Unfortunately, there have been many Christians and non-Christians who have misrepresented his brand over the years, and now we find ourselves in a world where people don’t really know what to think when they hear the word “God.” Rob Bell realized this conundrum and wrote a book about it called What We Talk About When We Talk About God.
In other words, the God brand has suffered to the point that many don’t know anything about him, or if they do they want nothing to do with him.
Back to the 3rd commandment: If we can’t be serious about living our lives the way God asks us to, and if we are going to misrepresent who he is in his love and goodness and glory, then maybe we should not call ourselves his people. We’ve all met a fellow Christian who acted in a hypocritical way and made us think: Yikes! He’s giving us Christians a bad name. And, let’s be real, we’ve all been that hypocritical person who gave Christianity a bad name at some point in our lives (in fact, even the act of calling someone else a hypocrite is hypocritical, unless it’s Jesus doing the name calling).
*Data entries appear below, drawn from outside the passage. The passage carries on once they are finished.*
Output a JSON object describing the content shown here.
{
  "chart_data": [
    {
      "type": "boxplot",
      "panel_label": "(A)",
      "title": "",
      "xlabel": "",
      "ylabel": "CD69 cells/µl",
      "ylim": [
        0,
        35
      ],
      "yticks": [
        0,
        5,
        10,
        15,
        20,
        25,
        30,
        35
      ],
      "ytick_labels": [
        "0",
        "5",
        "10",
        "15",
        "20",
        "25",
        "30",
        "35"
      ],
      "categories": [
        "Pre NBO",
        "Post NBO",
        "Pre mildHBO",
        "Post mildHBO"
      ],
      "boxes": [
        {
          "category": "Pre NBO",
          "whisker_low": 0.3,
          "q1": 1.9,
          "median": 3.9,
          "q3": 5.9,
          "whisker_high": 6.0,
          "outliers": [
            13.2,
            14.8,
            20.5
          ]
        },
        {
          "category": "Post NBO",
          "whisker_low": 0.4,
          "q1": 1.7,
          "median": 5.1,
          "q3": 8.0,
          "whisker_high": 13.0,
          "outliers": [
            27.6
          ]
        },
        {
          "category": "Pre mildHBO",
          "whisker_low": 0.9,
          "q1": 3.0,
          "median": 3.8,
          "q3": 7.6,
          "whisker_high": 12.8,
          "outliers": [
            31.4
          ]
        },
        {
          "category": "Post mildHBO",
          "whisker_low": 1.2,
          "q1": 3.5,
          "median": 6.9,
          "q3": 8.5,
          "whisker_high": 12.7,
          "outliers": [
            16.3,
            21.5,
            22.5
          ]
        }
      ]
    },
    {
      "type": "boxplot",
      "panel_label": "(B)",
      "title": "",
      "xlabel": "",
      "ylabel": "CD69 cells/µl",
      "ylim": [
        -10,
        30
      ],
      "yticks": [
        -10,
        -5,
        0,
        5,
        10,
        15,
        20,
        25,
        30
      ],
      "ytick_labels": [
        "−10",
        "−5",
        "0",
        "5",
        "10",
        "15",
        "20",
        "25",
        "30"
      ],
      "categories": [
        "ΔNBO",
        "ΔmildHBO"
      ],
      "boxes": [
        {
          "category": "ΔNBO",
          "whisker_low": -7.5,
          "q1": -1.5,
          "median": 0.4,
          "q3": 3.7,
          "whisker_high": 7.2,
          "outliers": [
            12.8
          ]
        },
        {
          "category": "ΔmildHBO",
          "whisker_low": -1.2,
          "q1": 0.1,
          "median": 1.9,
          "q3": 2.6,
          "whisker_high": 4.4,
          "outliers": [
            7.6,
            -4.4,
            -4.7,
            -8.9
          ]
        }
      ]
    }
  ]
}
This is not to say that if we ever act foolishly (which we all do from time to time) we cannot call ourselves Christians. It simply means that we need to pay close attention to the God we love, worship, and represent, and ask ourselves this question: When others see us, are we upholding God’s brand or are we sullying it?
We may be dealing with spiritual and religious matters, but these are mainstream business principles.
My challenge is one, not of condemnation, but of self-evaluation: Are you accurately representing God’s brand to observers?
As stated above, God’s brand has suffered. Let’s change that! Let’s bring his brand back by showing the world the most powerful brand-testimony they’ve ever seen: Christians who love and want to serve others, as Christ has loved and served us. I’m a firm believer that it is our life’s work to tweak our personal brand until it is the very brand of God, so that when others look to us, they see the God we represent and want to serve him as well.
“Therefore, we are ambassadors for Christ, God making his appeal through us. We implore you on behalf of Christ, be reconciled to God.” 2 Corinthians 5:20
[i] Randy Shattuck, “The 6 Elements of Building a Strong Professional Services Brand,” http://www.peterhhelmer.com/wordpress/wp-content/uploads/The-6-Elements-for-Building-a-Strong-Professional-Services-Brand.pdf.
[ii] Ruchi S., “How Organizations Benefit from Personal Branding,” https://www.linkedin.com/groups/How-Organisations-benefit-from-Personal-4579790.S.5937474118193532930.
Zack Payne is the Associate Pastor at the Green Bay SDA Church in Wisconsin, and is currently pursuing his MDiv at Andrews University with a leadership emphasis. He loves listening to vinyl records, longboarding, baking, writing music, and chillin’ with Ally and Arthur, his wife and son.